Maar ook dit boek irriteerde me gaandeweg. Waarom idealiseert Sapen bijvoorbeeld het gebruik van zogenaamde modale toonsoorten als een revolutionaire ontdekking van jazzmusici? Ze herontdekten ‘slechts’ de kerktoonsoorten die al vanaf de middeleeuwen worden gebruikt en wie naar de muziek van Satie luistert herkent ze daar ook. Toen ik tegen het eind van het boek uitspraken vond als: ‘A musical model for psychoanalysis can show how much of that collectively available ground pattern is, indeed musical’ (o.c., p. 186), begon ik een onaangename lijn te zien in beide boeken. Waar Snell de beeldende kunst en proza ziet als een volstrekt psychoanalytische bezigheid, constateert Sapen hetzelfde over jazzmuziek. Beide auteurs benadrukken het unieke van hun (tweede) interessegebied en verabsoluteren de betekenis hiervan. Dat leidt dan onvermijdelijk tot de conclusie dat psychoanalytische psychotherapie of psychoanalyse eigenlijk een vorm van kunst is en dat vooral de beoefenaren daarvan daarmee eigenlijk kunstenaars zijn. Hou toch op! Psychoanalytici zijn ambachtslieden, professionals, die hun vak methodisch zo goed mogelijk doen. Ze resoneren op anderen en geven de specifieke interacties met de ander vorm, gesteund door een kader over pathologie. Als dat lijkt op een geïmproviseerde dans, als persoonlijke affiniteit met muziek leidt tot gevoeligheid voor intonatie of ritme van de spraak, of als het gebruik van bepaalde metaforen of symbolen helpt te verduidelijken, dan is dat mooi meegenomen.

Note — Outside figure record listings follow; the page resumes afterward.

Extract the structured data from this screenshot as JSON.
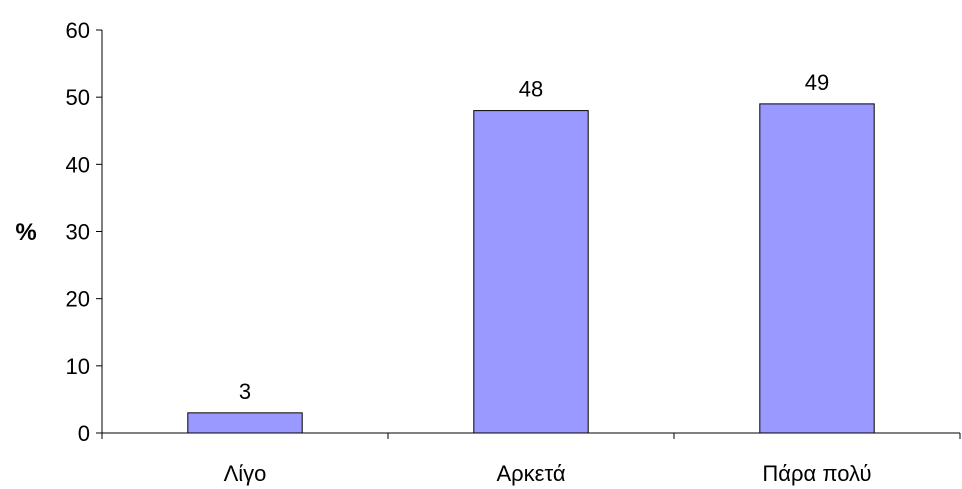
{
  "chart_data": {
    "type": "bar",
    "categories": [
      "Λίγο",
      "Αρκετά",
      "Πάρα πολύ"
    ],
    "values": [
      3,
      48,
      49
    ],
    "data_labels": [
      "3",
      "48",
      "49"
    ],
    "title": "",
    "xlabel": "",
    "ylabel": "%",
    "ylim": [
      0,
      60
    ],
    "yticks": [
      0,
      10,
      20,
      30,
      40,
      50,
      60
    ],
    "ytick_labels": [
      "0",
      "10",
      "20",
      "30",
      "40",
      "50",
      "60"
    ],
    "grid": false,
    "legend": "none",
    "bar_color": "#9999ff",
    "bar_edge_color": "#000000"
  }
}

Een probleem met dergelijke theorievorming door psychoanalytici en psychotherapeuten is dat vaak slechts deelaspecten van de betreffende kunstzinnige media in de redeneringen opgenomen worden. Een voorbeeld hiervan is de emotionele betekenis van een opera alleen vanuit het libretto duiden en niet ook vanuit de muzikale structuur zelf, of de specifieke regie analyseren, of van beeldend werk alleen de afbeelding beschouwen en niet ook het materiaalgebruik en de penseelvoering. Gelukkig is het niet altijd kommer en kwel in de toegepaste psychoanalyse. ‘Between couch and piano. Psychoanalysis, music, art and neuroscience’ (Rose, 2004) vind ik in dat opzicht veel beter, zodat ik dat boek wel kan aanraden. Ik denk niet dat dergelijke boeken ons functioneren als therapeut helpen verbeteren, maar interessante stof is het wel.


Literatuur

Rose, G. (2004). Between couch and piano. Psychoanalysis, music, art and neuroscience. Hove/New York: Brunner-Routledge.
CrossRef
 
Rosen, C. (1971). The classical style: Haydn, Mozart, Beethoven. New York: Norton.
 

1 ‘Reverie’ is een concept in de sfeer van projectieve identificatie en containment. Het verwijst naar het vermogen van de therapeut zich dusdanig receptief op te stellen, dat hij of zij de veelheid van niet-geordende en niet-verwoorde sensorische ervaringen en emoties van de cliënt in zich op kan nemen, deze op zich in laat werken en ze in een voor de cliënt begrijpbare en dragelijke (verbale) vorm terug kan geven.